Wer wem was zu sagen hat, darüber entscheidet seit jeher die jeweilige Position im Unternehmen.


Aber dieses Modell der strukturellen Macht stößt an seine Grenzen. Macht in Organisationen muss neu legitimiert und anders ausgeübt werden, um die Herausforderungen der gestiegenen Komplexität zu meistern.

1. Fachwissen
Fachwissen ist eine informelle Quelle der Macht, die Organisationsforschung spricht von Informationsmacht. Wer andere führt, ohne sich auf formale Macht berufen zu können oder wollen, sollte sich bei inhaltlichen Themen auskennen – zumindest so gut, dass er mit den ausgewiesenen Fachleuten diskutieren und die richtigen Fragen stellen kann und so auf Augenhöhe kommt. Diese muss mindestens erreicht werden, um andere führen zu können.

2. Moderatorenkompetenz
Die Regel ist so einfach wie essentiell: In flachen Hierarchien wird der als Führender akzeptiert, der führt. Im Gruppenprozess gehört dazu vor allem, die Diskussion zu moderieren. Ganz wesentlich ist es dabei, immer wieder einen Schritt zurückzutreten und aus der Metaperspektive auf die Situation zu blicken. Wo stehen wir gerade? Wie sind wir hierhin gekommen? Kommen wir in der Diskussion voran, oder drehen wir uns im Kreis?

3. Konfliktmoderation
Wenn im eigenen Team oder in der Abteilung ein Konflikt eskaliert, kann die mit struktureller Macht ausgestattete Führungskraft ein Machtwort sprechen und die Parteien zur Räson rufen. Ohne strukturelle Macht ist dies nicht nur sehr bedingt bis gar nicht möglich. Daher brauchen Führungskräfte in flachen Hierarchien Kompetenzen der Konfliktmoderation und gegebenenfalls sogar der Mediation, um Konflikte sanft zu deeskalieren.

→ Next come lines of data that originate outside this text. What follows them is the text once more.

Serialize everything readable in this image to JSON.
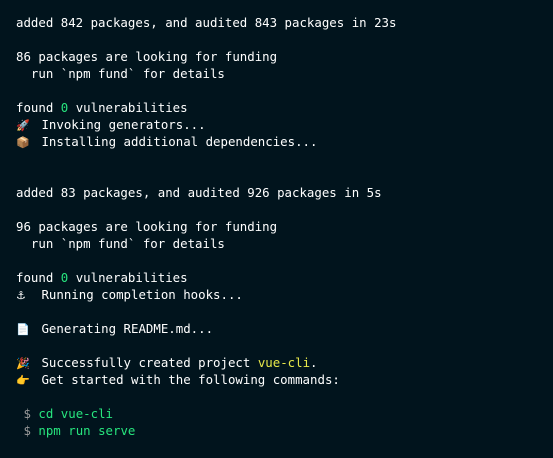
{
  "colors": {
    "background": "#01141d",
    "text": "#ffffff",
    "zero_highlight": "#27e57e",
    "project_highlight": "#e8e84a",
    "command": "#27e57e",
    "prompt": "#9a9a9a"
  },
  "block1": {
    "added": "added 842 packages, and audited 843 packages in 23s",
    "funding": "86 packages are looking for funding",
    "funding_hint": "  run `npm fund` for details",
    "found_prefix": "found ",
    "found_count": "0",
    "found_suffix": " vulnerabilities",
    "invoking": {
      "icon": "rocket-icon",
      "glyph": "🚀",
      "text": "Invoking generators..."
    },
    "installing": {
      "icon": "package-icon",
      "glyph": "📦",
      "text": "Installing additional dependencies..."
    }
  },
  "block2": {
    "added": "added 83 packages, and audited 926 packages in 5s",
    "funding": "96 packages are looking for funding",
    "funding_hint": "  run `npm fund` for details",
    "found_prefix": "found ",
    "found_count": "0",
    "found_suffix": " vulnerabilities",
    "hooks": {
      "icon": "anchor-icon",
      "glyph": "⚓",
      "text": "Running completion hooks..."
    },
    "readme": {
      "icon": "document-icon",
      "glyph": "📄",
      "text": "Generating README.md..."
    }
  },
  "result": {
    "success": {
      "icon": "party-popper-icon",
      "glyph": "🎉",
      "prefix": "Successfully created project ",
      "project": "vue-cli",
      "suffix": "."
    },
    "get_started": {
      "icon": "pointing-hand-icon",
      "glyph": "👉",
      "text": "Get started with the following commands:"
    }
  },
  "commands": [
    {
      "prompt": " $ ",
      "text": "cd vue-cli"
    },
    {
      "prompt": " $ ",
      "text": "npm run serve"
    }
  ]
}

4. Das große Ganze zeichnen
Menschen folgen Menschen, die groß denken. Wer als Führungskraft das Ganze im Blick hält, kann die stärkste Quelle alternativer Machtquellen anzapfen, die Identifikationsmacht. Zu beobachten und berichten gilt es etwa: Was sind die für uns relevanten Trends? Welche interessanten Impulse aus anderen Unternehmen gibt es? Wie tragen wir mit unserer Arbeit zur Innovationskraft des Unternehmens bei? Warum ist es für die Gesellschaft wichtig, was wir tun?

5. Persönliche Reife
Führen in flachen Hierarchien ist anspruchsvoll, weshalb Führungskräfte dafür eine gewisse persönliche Reife besitzen sollten. Vor allem in Systemen, in denen die Macht an Organisationsthemen gebunden ist, ist diese wichtig. Denn persönliche Reife macht es leichter, Sache und Person zu trennen. Die Entscheidung ist gut, weil sie der Sache dient, und nicht weil der Vorschlag von der oder der Person kommt. Persönliche Reife entwickelt sich durch Erfahrung, lässt sich zudem im Coaching entwickeln.